Virginie Despentes conclut sa fresque, après deux ans d'attente (le tome 2 datait de juin 2015) qui furent assez longs pour les mordus de Vernon Subutex, l'anti-héros devenu une sorte de gourou à son corps défendant. L'écriture a pris plus de temps que prévu : les événements IRL se sont enchaînés, touchant directement au cœur de la vie de ces personnages, "l'obligeant" à les intégrer. Comment ne pas parler de Charlie Hebdo et du Bataclan, quand sa bande (la vraie, comme celle du bouquin) est branchée rock et rap, a grandi en écoutant NTM et allant voir les concerts du crew indé d'Angers tournant autour de la boutique Black & Noir, ou ceux de la bande Gougnaf à Lyon ? Comment occulter Nuit Debout, qui par certains aspects pourrait presque être vue comme inspirée par les longues sessions de discussion au parc des Buttes Chaumont, où Vernon, l'ancien disquaire respecté devenu sans domicile fixe, avait posé ses fesses fatiguées ?
Despentes a pris acte et a chamboulé la troisième partie de son roman, lui permettant de coller toujours aussi bien à cette ère de mutations et d'incompréhensions, ajoutant la violence terroriste à la violence sociale du libéralisme dans laquelle baignait les deux précédents volumes (succès en librairie : le premier s'étant vendu tout de même à 300 000 exemplaires). Il passionnait, ce premier épisode (l'auteure de Baise-Moi revendique clairement s'être inspirée des séries télévisées), même s'il laissait poindre un peu d'aigreur envers sa multitude de personnages s'entrecroisant et dévoilant les travers de toutes les strates de notre société par un circuit-canapé.

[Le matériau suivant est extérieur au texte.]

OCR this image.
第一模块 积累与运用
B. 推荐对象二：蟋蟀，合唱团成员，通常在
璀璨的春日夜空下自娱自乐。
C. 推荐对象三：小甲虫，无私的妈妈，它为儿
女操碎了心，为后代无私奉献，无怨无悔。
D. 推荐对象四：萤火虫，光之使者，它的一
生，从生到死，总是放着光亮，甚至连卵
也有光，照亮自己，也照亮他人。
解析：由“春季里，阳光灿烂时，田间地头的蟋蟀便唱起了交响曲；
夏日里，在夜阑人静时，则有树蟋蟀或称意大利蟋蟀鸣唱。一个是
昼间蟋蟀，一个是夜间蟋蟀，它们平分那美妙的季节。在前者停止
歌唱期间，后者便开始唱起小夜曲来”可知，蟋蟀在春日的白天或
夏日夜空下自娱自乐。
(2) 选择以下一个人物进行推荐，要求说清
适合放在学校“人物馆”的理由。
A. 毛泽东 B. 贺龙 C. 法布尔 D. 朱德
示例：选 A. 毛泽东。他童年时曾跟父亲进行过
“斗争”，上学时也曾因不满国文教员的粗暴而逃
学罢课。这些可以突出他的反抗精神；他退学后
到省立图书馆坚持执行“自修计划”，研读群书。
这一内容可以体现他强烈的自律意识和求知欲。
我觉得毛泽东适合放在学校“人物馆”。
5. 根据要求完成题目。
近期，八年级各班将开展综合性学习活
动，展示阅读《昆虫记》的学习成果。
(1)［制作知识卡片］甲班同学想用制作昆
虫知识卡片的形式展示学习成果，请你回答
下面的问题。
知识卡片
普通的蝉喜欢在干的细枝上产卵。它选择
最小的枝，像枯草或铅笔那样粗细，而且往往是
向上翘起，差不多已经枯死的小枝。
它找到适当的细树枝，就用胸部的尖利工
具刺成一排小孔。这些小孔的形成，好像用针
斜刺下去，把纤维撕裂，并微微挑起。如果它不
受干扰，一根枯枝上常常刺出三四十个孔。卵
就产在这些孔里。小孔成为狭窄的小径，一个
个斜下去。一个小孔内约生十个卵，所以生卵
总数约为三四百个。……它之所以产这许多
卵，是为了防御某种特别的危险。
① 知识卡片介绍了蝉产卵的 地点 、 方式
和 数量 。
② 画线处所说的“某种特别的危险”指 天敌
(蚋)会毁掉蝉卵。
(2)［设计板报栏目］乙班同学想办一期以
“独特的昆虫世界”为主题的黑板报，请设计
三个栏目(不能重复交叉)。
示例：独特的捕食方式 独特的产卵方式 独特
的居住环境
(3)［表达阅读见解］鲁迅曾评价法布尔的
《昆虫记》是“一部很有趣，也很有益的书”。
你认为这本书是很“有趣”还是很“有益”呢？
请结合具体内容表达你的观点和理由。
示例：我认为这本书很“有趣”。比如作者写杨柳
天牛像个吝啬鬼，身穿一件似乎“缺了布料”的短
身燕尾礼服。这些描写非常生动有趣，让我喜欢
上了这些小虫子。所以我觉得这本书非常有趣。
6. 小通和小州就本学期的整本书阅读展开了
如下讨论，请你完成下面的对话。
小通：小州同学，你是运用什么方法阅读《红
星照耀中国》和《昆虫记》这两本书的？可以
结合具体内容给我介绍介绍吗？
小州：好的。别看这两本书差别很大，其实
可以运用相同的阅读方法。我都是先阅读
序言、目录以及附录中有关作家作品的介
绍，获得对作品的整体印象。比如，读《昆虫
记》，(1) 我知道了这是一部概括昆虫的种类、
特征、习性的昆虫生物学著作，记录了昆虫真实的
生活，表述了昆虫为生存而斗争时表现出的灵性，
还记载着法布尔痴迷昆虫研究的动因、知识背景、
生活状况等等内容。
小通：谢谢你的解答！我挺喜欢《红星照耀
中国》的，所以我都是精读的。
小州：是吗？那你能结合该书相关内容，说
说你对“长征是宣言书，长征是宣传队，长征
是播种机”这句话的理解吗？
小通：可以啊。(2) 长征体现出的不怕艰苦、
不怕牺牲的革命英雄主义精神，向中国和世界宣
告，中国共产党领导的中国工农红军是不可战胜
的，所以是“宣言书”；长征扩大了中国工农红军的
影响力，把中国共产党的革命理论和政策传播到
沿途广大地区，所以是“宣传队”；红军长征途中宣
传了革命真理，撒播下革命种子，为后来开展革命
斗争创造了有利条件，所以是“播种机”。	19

On s'inquiétait un peu du second, qui éparpilla ces doutes façon puzzle, montrant les convergences, les amitiés rafistolées, conviant les idéaux de jeunesse pour inventer de nouvelles relations adaptées au siècle plus si naissant. Le troisième cherche l'utopie, joue l'humour, mais ne néglige pas les failles : l'espoir est toujours plus ou moins brisé par cette caste "supérieure" pour qui l'argent et l'égoïsme sont les mamelles de l'existence. Le sentiment en reposant l'ouvrage est ambivalent : entre espoir et résignation... mais comblé par le style si rythmé, cadencé et imprégné de ceux qui entourent Virginie D. Un feuilleton populaire dans toute sa splendeur, avec ses longueurs, à dévorer tout en se passant en boucle la fraîche réédition de Trans Lines Appointment, des Deity Guns.